Pour autant, FO continu de constater qu’un écart demeure entre les engagements nationaux et la traduction même de ces engagements au plus près des salariés dans les magasins. A cet effet, et malgré les moyens de prévention édictés, le niveau de certains indicateurs de santé et de sécurité restent préoccupants et nécessitent de poursuivre les efforts engagés.
Le niveau de réalisation de certaines formations restent insuffisant et démontre que les moyens de prévention ne sont pas suffisamment déployés. De la même manière, concernant les risques psychosociaux, la démarche Wittyfit permet-elle de réaliser une évaluation efficace ? En tout état de cause nous constatons que ces évaluations ne débouche que trop rarement sur des plans d’actions finalisés et suivis.
Pour FO, l’efficacité d’un plan de prévention ne se mesure pas uniquement à la réalisation des actions prévues ou à la présence d’indicateurs de suivi.

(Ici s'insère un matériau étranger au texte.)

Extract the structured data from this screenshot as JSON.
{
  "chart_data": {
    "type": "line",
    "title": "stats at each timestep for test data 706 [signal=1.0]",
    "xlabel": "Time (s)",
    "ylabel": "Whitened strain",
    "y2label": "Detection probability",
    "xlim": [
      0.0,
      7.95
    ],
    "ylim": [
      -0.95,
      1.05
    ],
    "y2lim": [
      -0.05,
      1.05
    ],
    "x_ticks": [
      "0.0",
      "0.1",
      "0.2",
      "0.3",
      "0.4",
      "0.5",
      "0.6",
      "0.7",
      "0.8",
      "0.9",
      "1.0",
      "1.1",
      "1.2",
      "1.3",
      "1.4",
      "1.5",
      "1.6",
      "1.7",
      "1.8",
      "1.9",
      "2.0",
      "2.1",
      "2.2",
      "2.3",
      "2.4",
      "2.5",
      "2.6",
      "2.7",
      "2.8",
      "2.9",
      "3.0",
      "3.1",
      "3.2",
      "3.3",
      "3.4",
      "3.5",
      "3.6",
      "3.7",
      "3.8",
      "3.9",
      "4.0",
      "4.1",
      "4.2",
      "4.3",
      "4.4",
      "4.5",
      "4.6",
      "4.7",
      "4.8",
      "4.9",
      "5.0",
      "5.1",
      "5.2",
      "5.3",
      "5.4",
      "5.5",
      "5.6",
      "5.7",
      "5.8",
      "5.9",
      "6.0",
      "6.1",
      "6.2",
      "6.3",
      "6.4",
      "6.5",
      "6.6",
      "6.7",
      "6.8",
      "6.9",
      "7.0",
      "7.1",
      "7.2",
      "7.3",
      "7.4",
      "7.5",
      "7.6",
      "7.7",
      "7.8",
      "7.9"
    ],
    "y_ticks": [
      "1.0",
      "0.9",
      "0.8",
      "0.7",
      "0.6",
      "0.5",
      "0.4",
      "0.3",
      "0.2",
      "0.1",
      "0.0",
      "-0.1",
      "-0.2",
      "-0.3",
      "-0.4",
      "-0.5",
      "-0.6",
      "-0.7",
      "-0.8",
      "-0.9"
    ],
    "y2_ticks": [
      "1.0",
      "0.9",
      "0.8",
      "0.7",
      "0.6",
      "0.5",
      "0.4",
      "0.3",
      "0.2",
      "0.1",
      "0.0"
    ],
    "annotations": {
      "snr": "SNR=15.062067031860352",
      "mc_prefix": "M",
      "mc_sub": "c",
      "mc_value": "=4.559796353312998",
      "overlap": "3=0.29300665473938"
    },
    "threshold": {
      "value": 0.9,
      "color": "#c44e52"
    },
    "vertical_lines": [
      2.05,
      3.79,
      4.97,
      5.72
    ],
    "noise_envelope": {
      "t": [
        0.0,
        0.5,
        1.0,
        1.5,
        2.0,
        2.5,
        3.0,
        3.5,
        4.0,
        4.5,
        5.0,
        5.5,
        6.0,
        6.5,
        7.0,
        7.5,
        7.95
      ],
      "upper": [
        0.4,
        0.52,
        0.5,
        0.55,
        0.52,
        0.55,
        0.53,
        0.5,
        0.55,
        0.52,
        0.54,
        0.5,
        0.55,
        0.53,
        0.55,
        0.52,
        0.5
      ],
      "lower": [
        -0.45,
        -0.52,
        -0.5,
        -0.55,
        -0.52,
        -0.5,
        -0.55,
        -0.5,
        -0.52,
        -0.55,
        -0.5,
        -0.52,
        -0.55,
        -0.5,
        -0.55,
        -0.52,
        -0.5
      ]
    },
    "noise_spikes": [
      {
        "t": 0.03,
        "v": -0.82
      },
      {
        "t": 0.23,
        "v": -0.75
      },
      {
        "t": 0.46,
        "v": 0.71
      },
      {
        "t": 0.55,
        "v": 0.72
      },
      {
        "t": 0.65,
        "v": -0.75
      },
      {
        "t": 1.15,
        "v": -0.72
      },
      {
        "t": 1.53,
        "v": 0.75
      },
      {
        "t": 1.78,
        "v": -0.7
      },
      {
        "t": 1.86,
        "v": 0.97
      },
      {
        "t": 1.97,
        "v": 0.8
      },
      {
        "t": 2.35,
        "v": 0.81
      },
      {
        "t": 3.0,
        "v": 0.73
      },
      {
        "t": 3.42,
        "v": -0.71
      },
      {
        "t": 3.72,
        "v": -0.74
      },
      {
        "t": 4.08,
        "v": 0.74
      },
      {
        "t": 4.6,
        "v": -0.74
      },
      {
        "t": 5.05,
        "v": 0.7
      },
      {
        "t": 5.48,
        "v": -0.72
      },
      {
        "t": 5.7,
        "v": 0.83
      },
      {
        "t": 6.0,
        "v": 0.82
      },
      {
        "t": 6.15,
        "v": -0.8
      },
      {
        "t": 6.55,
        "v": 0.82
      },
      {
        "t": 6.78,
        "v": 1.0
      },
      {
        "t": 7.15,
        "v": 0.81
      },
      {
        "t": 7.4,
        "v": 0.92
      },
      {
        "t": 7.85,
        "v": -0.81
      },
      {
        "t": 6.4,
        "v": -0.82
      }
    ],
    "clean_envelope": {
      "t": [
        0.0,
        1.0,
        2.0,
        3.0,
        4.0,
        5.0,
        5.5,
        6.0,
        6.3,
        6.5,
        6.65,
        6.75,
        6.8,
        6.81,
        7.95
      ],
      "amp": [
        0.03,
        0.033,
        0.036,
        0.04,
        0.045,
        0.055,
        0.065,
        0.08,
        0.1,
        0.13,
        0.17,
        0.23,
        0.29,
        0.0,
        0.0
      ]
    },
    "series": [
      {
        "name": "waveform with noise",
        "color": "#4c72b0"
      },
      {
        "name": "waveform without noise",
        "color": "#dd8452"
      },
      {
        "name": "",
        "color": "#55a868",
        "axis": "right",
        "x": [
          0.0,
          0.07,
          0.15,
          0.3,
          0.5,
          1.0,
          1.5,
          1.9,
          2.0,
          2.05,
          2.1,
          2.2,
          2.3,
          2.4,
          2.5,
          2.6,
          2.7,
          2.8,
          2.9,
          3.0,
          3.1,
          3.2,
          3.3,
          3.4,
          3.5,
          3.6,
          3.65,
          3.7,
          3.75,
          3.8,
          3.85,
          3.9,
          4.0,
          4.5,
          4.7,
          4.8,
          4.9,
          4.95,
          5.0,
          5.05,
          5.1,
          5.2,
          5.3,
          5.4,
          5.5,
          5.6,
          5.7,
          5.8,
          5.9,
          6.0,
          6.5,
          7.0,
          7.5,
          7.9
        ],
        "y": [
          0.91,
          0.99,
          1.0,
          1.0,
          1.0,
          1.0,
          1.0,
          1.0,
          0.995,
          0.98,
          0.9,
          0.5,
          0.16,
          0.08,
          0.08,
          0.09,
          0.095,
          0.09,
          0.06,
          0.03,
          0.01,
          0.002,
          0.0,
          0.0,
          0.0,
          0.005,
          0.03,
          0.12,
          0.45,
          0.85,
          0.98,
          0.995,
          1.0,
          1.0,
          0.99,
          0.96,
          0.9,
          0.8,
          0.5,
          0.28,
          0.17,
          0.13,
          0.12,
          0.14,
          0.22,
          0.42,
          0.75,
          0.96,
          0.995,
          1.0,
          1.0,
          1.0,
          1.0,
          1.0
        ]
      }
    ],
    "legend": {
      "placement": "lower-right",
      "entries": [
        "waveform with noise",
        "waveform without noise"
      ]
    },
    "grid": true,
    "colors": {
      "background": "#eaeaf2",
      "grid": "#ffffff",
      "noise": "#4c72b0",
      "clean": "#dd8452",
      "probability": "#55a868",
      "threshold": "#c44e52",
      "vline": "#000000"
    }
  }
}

Il nous paraît également important de pouvoir apprécier concrètement les effets de ces actions sur les conditions de travail des salariés au quotidien.
Nous considérons également que la question des moyens reste essentielle. La Direction affiche un objectif de réduction des accidents du travail.
Cet objectif doit nécessairement s’accompagner de moyens de prévention à la hauteur de cette ambition, aussi bien en termes de budget que de formation, mais aussi d‘équipements et d’effectifs. Nous continuons de penser qu’il est nécessaire pour l’entreprise de se doter d’un budget à part entière concernant les sujets de la prévention des risques professionnels.
Nous souhaitons également insister sur la responsabilité des directions locales dans la mise en œuvre des mesures de prévention. Les engagements pris au niveau national doivent être connus, compris et appliqués par les directions de magasin. Bien souvent trop centrés sur les problématiques économiques de leurs établissements, trop peu de directeurs et directrices se saisissent réellement des sujets de prévention. La direction Carrefour se doit aussi de leur en donner les moyens.
Enfin, FO restera attentif aux conséquences des transformations de l’entreprise sur les conditions de travail, les nouvelles organisations, les nouveaux outils dont notamment le développement de l’intelligence artificielle. Ces évolutions devront donc être accompagnées d’une véritable démarche de prévention bien au-delà de la simple mise à jour documentaire.
Considérant que cette mise à jour du DUERP et cette nouvelle version du PAPRIPACT apportent des avancées concrètes, FO émettra un avis favorable pour les deux consultations.
Toutefois, notre avis s’accompagne d’une attente claire de la Direction : les engagements pris doivent se traduire concrètement dans les magasins et les résultats doivent être objectivement mesurés dans le temps.
FO restera attentif à leur mise en œuvre
et aux éventuels écarts constatés sur le terrain.